Existing aquaponics systems use a bell siphon to create intermittent water flow to prevent the plant roots from becoming water logged, yet existing systems are prone to intermittent failure due to variable water flow rates. The students designed a high reliability bell siphon for ECOLIFE Foundation’s existing aquaponics system.  Due to possibly unreliable power sources in Uganda, the students needed to design a siphon that is highly reliable, made of inexpensive material, and robust enough to work with low and high flow rates into the system’s reservoir.

 

A tipper/siphon designed by UCSD engineering students will be used in an ECOLIFE  aquaponics system in Uganda. To see a video of how the system works, click here.

“Thus we implemented a tipper which decouples the flow rate from the pump and the flow rate out from the bell siphon,” said student leader Rachel Bruno. “So no matter what rate the water is filling the tipper the bell siphon will start and stop reliably. The tipper itself works based on a simple understanding of forces. In its upright (at rest) position, the tipper has more weight below its pivot. As the tipper fills with water, the center of mass of the tipper begins to move above the pivot. As it does this, the force of the water in the tipper creates a moment that causes the entire tipper to rotate about its pivot and dump all of the water into the reservoir.”

The students designed the tipper/siphon through a UC San Diego mechanical and aerospace engineering class (MAE156)taught by Nathan Delson.  In the class, student teams work on real-world design projects, which come for the wide range of enterprises. After 15 weeks of working on a project, the student team delivers a working prototype to the sponsor.

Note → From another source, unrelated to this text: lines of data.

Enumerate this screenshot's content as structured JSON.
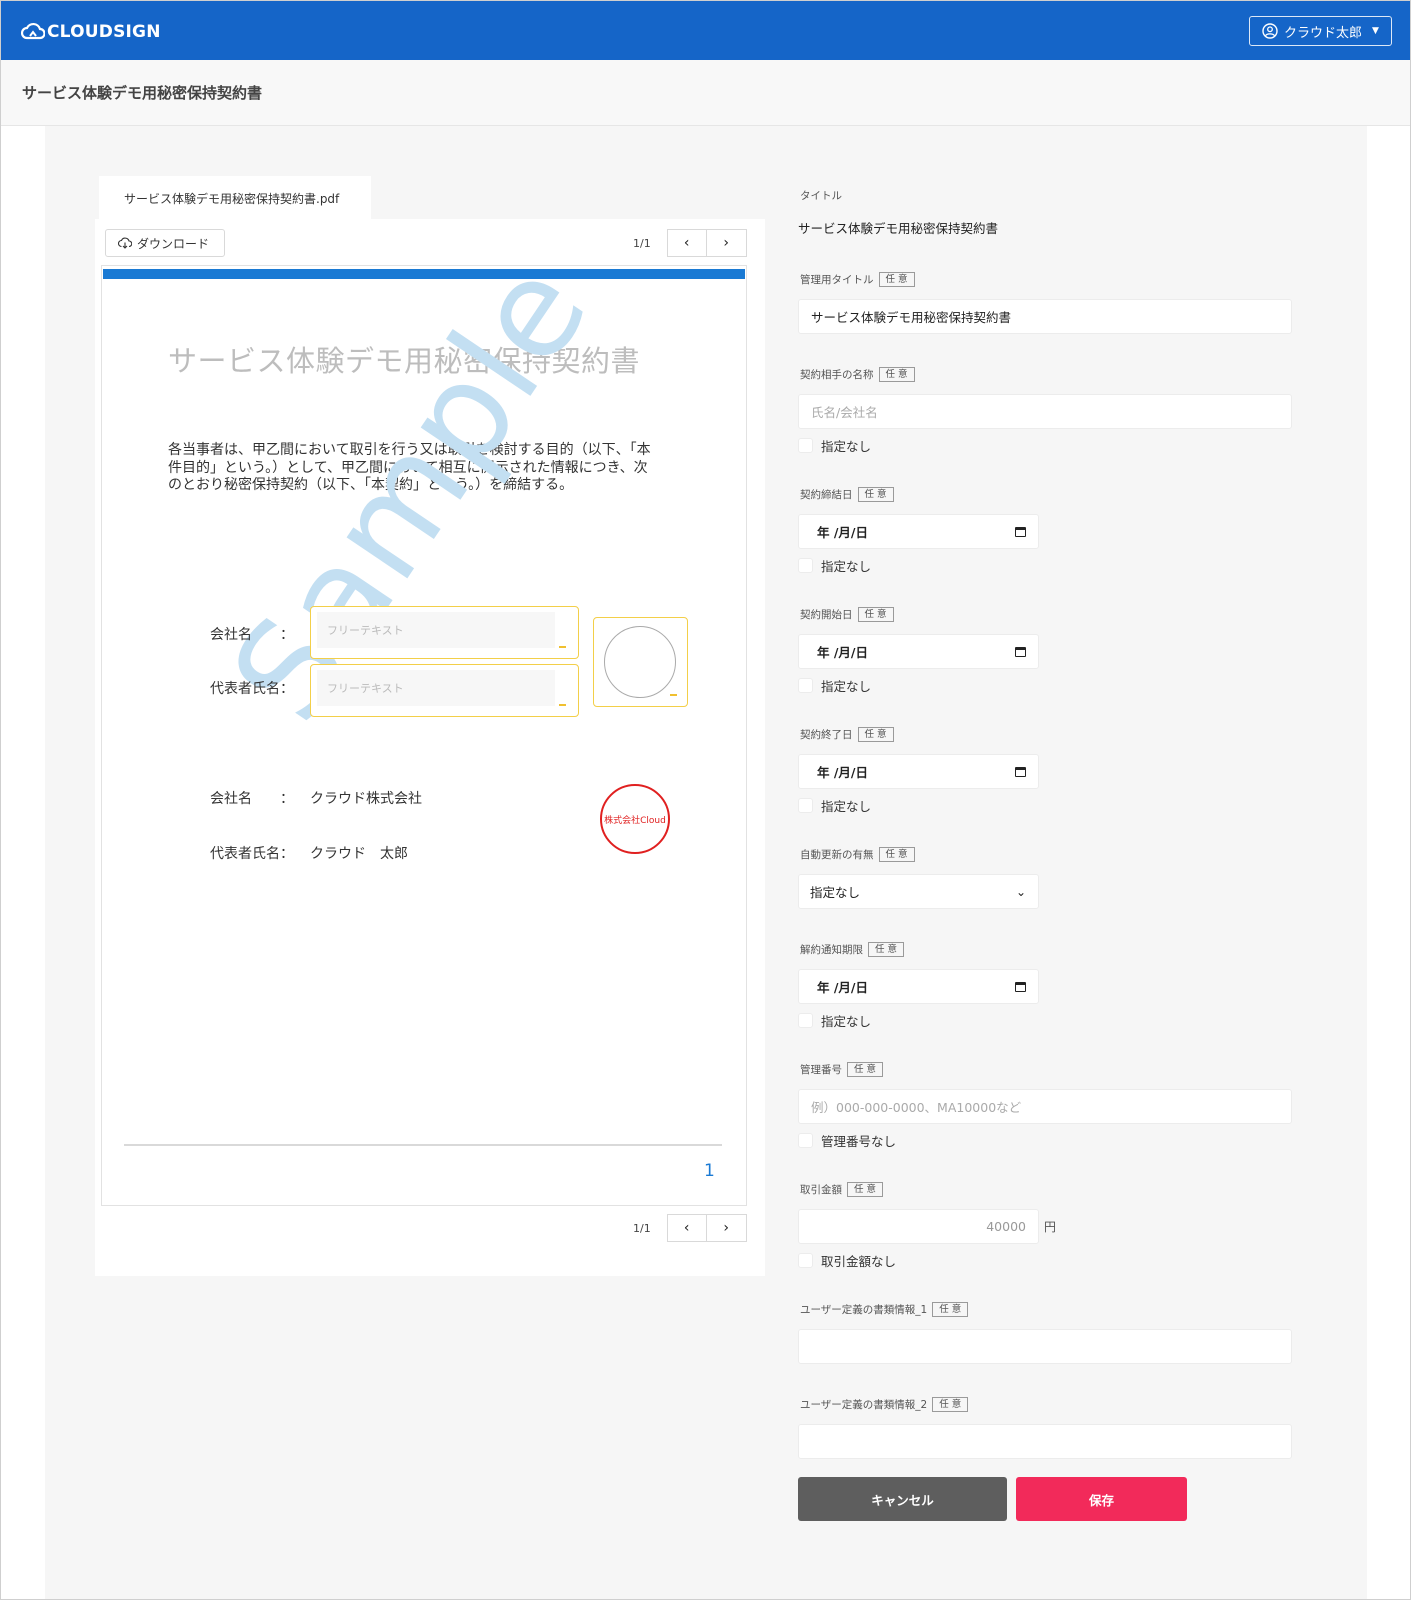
{
  "app": {
    "logo_text": "CLOUDSIGN",
    "user_name": "クラウド太郎"
  },
  "page": {
    "title": "サービス体験デモ用秘密保持契約書"
  },
  "viewer": {
    "file_tab": "サービス体験デモ用秘密保持契約書.pdf",
    "download_label": "ダウンロード",
    "page_count": "1/1",
    "document": {
      "title": "サービス体験デモ用秘密保持契約書",
      "body_lines": [
        "各当事者は、甲乙間において取引を行う又は取引を検討する目的（以下、「本",
        "件目的」という。）として、甲乙間において相互に開示された情報につき、次",
        "のとおり秘密保持契約（以下、「本契約」という。）を締結する。"
      ],
      "watermark": "Sample",
      "party_a": {
        "company_label": "会社名　　：",
        "rep_label": "代表者氏名：",
        "company_placeholder": "フリーテキスト",
        "rep_placeholder": "フリーテキスト"
      },
      "party_b": {
        "company_label": "会社名　　：",
        "company_value": "クラウド株式会社",
        "rep_label": "代表者氏名：",
        "rep_value": "クラウド　太郎",
        "seal_text": "株式会社Cloud"
      },
      "page_number": "1"
    }
  },
  "form": {
    "optional_tag": "任 意",
    "title": {
      "label": "タイトル",
      "value": "サービス体験デモ用秘密保持契約書"
    },
    "management_title": {
      "label": "管理用タイトル",
      "value": "サービス体験デモ用秘密保持契約書"
    },
    "counterparty": {
      "label": "契約相手の名称",
      "placeholder": "氏名/会社名",
      "none_label": "指定なし"
    },
    "conclusion_date": {
      "label": "契約締結日",
      "value": "年 /月/日",
      "none_label": "指定なし"
    },
    "start_date": {
      "label": "契約開始日",
      "value": "年 /月/日",
      "none_label": "指定なし"
    },
    "end_date": {
      "label": "契約終了日",
      "value": "年 /月/日",
      "none_label": "指定なし"
    },
    "auto_renewal": {
      "label": "自動更新の有無",
      "value": "指定なし"
    },
    "cancel_notice": {
      "label": "解約通知期限",
      "value": "年 /月/日",
      "none_label": "指定なし"
    },
    "management_no": {
      "label": "管理番号",
      "placeholder": "例）000-000-0000、MA10000など",
      "none_label": "管理番号なし"
    },
    "amount": {
      "label": "取引金額",
      "value": "40000",
      "unit": "円",
      "none_label": "取引金額なし"
    },
    "user_defined_1": {
      "label": "ユーザー定義の書類情報_1",
      "value": ""
    },
    "user_defined_2": {
      "label": "ユーザー定義の書類情報_2",
      "value": ""
    },
    "cancel_button": "キャンセル",
    "save_button": "保存"
  },
  "colors": {
    "header": "#1565c8",
    "accent_blue": "#1a7ad4",
    "save": "#f22a5a",
    "cancel": "#5e5e5e",
    "seal": "#e02020",
    "field_border": "#f3cf49"
  }
}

“The purpose of these projects is to  expose our students to the rich complexity of real-world challenges where engineering analysis must be used side-by-side with creativity, teamwork, and project management to come up with effective solutions,” said Delson,  director of the UC San Diego Mechanical Engineering Design Center. “Whether they are designing the next generation iPhone or an agricultural solution for Africa, we teach our students to apply engineering methods to satisfy user needs. By providing a broad range of student design projects we strengthen our ties to the San Diego community as a whole and prepare our students for a rapidly changing world where design challenges occur in many areas.”

 

UCSD engineering students helped the ECOLIFE Foundation design a  sustainable aquaponics system for local communities in Uganda.

For student Peter Cottle, the ECOLIFE Foundation project gave him a chance to use engineering to make a global impact.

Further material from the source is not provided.